Por último, el dinamismo de la hospitalidad demanda que el abrazo personal y la vinculación comunitaria se constituya en virtud política. La política es el espacio de la pluralidad, la participación y la orientación al bien común. Sin embargo, en nuestra época vivimos bajo tentaciones totalitarias que expulsan la diversidad como amenaza, confunden el valor de la participación con el populismo y retuercen el bien común para caricaturizarlo como interés general (el bien de la mayoría) o, más extremo todavía, como el bien de unos pocos que detentan el poder. A pesar de este tiempo impolítico que vivimos una ética evangélica de la hospitalidad queda amputada sin su asiento estructural, normativo y cívico del ámbito de la política. ¿Cómo hablar de acogida y hospitalidad en tiempos de devoluciones sumarias? ¿Cómo defender la vida contemplando cementerios marítimos? ¿Cómo vincular personas y comunidades en tiempos de expansión de la pobreza y la exclusión?
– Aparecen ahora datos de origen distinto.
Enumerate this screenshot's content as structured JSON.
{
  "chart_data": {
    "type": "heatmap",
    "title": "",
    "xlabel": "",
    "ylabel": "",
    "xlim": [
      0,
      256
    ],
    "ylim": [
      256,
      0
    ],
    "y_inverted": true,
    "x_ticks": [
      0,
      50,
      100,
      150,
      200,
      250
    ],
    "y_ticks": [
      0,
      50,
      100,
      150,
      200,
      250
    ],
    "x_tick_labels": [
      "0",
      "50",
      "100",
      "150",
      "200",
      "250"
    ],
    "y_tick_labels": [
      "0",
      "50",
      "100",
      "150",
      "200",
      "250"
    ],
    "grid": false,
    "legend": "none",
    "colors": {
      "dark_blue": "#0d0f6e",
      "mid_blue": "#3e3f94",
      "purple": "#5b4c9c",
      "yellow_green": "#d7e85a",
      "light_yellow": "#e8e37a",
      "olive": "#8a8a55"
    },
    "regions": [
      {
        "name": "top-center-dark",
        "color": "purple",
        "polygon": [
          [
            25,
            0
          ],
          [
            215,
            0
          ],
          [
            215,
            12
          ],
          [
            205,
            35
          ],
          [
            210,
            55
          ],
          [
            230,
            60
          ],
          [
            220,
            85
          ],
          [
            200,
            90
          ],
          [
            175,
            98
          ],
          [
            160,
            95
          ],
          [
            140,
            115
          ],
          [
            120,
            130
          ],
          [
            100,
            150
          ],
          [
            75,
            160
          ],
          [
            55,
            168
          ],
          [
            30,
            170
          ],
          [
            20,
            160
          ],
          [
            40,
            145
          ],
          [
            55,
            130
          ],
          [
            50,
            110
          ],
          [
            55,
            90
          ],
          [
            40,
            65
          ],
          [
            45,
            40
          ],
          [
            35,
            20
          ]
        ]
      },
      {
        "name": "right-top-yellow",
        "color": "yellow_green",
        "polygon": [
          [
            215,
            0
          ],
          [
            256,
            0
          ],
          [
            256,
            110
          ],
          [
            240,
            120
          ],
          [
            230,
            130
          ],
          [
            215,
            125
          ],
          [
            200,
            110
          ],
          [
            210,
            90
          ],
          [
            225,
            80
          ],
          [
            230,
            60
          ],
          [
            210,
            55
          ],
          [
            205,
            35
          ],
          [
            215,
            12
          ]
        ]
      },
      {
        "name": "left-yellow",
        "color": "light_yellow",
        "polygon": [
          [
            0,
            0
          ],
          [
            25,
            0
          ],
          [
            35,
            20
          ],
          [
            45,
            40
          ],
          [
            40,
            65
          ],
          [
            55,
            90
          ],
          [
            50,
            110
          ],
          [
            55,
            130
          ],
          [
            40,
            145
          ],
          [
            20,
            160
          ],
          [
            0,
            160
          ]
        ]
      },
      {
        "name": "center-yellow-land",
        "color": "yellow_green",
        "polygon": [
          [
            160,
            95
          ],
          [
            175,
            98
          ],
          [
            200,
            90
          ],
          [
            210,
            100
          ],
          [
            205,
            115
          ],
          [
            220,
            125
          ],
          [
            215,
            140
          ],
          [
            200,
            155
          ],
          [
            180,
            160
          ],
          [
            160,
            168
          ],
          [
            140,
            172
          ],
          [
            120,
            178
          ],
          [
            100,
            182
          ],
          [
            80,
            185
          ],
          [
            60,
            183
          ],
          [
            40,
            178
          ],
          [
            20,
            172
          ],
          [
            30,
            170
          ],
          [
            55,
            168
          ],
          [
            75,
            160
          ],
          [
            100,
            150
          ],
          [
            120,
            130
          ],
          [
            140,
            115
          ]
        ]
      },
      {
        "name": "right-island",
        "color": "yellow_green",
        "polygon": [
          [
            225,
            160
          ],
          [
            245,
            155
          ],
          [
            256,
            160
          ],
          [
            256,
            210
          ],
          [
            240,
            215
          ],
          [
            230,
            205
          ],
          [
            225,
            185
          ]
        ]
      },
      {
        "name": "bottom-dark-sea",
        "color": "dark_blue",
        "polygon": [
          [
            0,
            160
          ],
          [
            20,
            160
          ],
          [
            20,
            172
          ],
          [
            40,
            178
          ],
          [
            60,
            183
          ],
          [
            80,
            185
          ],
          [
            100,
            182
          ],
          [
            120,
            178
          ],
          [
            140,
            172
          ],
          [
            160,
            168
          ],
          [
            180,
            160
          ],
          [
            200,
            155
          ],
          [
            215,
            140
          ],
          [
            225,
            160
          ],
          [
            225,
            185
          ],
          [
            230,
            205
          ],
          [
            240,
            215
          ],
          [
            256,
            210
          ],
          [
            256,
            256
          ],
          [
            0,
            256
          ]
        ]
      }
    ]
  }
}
Ya nos advertía Benedicto XVI, en Caritas in veritate, que desde la caridad política se «ama al prójimo tanto más eficazmente, cuanto más se trabaja por un bien común que responda también a sus necesidades reales».
«La frágil niña esperanza» (Peguy), para renacer en los contextos de opresión, exclusión y pobreza, reclama un canto polifónico que se articule desde el fondo de lo humano, la solidez de la comunidad y las posibilidades de lo político. El grito se tornará justicia que brota desde el silencio resonante de la fe.